JP McManus and John Magnier snapped up BSkyB's 10 per cent stake in Manchester United for £62m yesterday morning, using their front company Cubic Expression to buy the pay-TV company's 26 million shares for 237p each. Together with shares bought by Cubic last Friday from another big shareholder, the hedge fund Lansdowne, it takes their stake to 60.1 million shares or 23.15 per cent.

Sources close to the transaction maintained Cubic did not plan to mount a full bid. However, dealers said the club was now clearly in play and Manchester United shares rose 5 per cent to 247.75p - their highest since January 2001 - valuing it at £644m. A number of wealthy overseas investors are now circling and dealers said a full-scale bid battle could see it fetch £750m-£800m. "They are definitely in play now," said Stan Lock at the private client stockbroker Brewin Dolphin.

Speculation has been swirling for months that Manchester United, the richest football club in Europe, was about to be taken over.
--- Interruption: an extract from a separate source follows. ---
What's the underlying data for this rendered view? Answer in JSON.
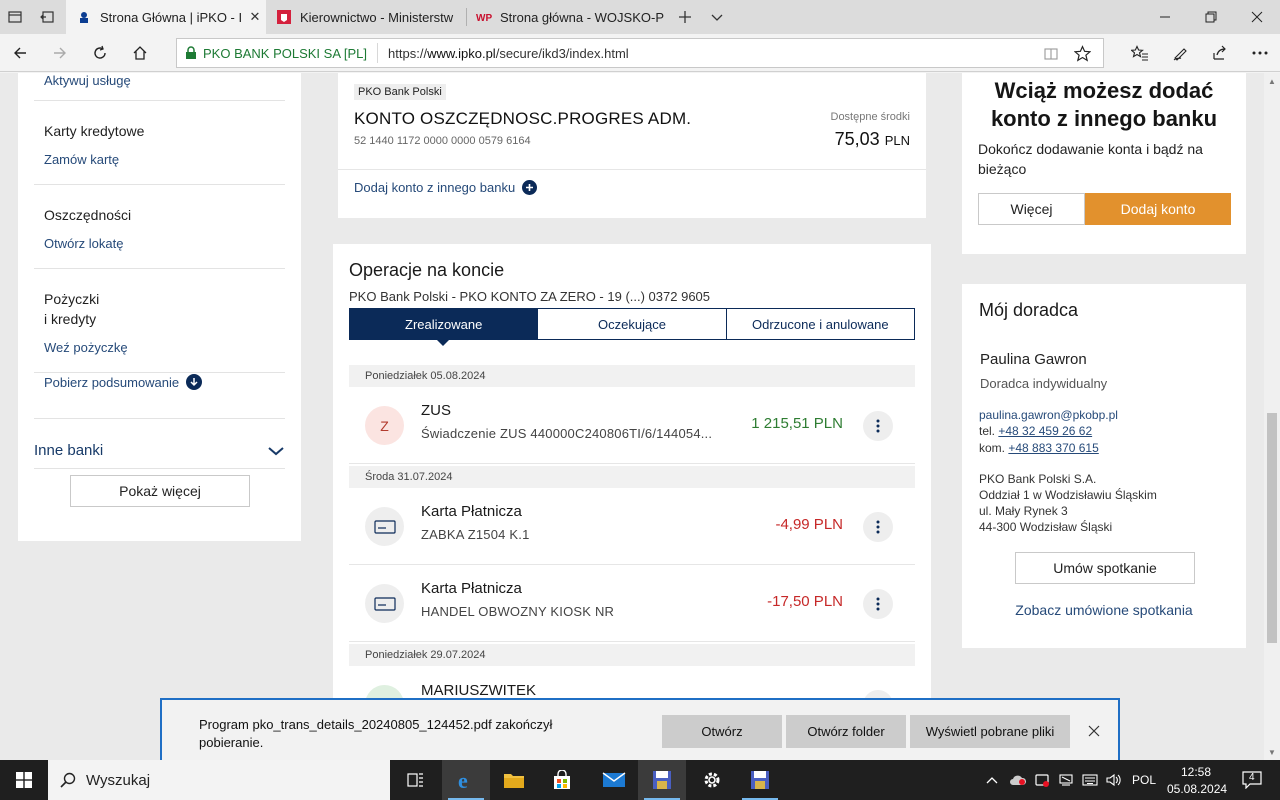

The bid fever intensified last week after Malcolm Glazer, the owner of the American football team the Tampa Bay Buccaneers, nearly doubled his stake to 5.92 per cent.

Other wealthy shareholders include the mining millionaire Harry Dobson, who holds 6.54 per cent through his vehicle Mountbarrow, Jon de Mol, the creator of Big Brother, who owns 3.48 per cent, and another Irishman Dermot Desmond, the chairman of Celtic, who holds 1.5 per cent.

Observers doubt whether Mr McManus and Mr Magnier would have paid such a high price for BSkyB's stake, acquired by the pay-TV company during its own abortive bid for Manchester United in 1998, unless they intended to bid or felt that a takeover offer was likely from another quarter.

Sources close to the club suggested that Mr Glazer was still the most likely bidder although speculation has ranged from Russian to Middle Eastern suitors. One rumoured bidder, the Russian oligarch Boris Berezovsky, who fled Moscow and has been given political asylum in the UK, ruled himself out yesterday.

There had been speculation that Mr Berezovsky might follow in the footsteps of his one-time protegé Roman Abramovich, who now owns Chelsea. But Mr Berezovsky said: "Roman has made two mistakes. He met me and he bought Chelsea. I do not have any business ambitions in the UK and I do not want to buy a football club."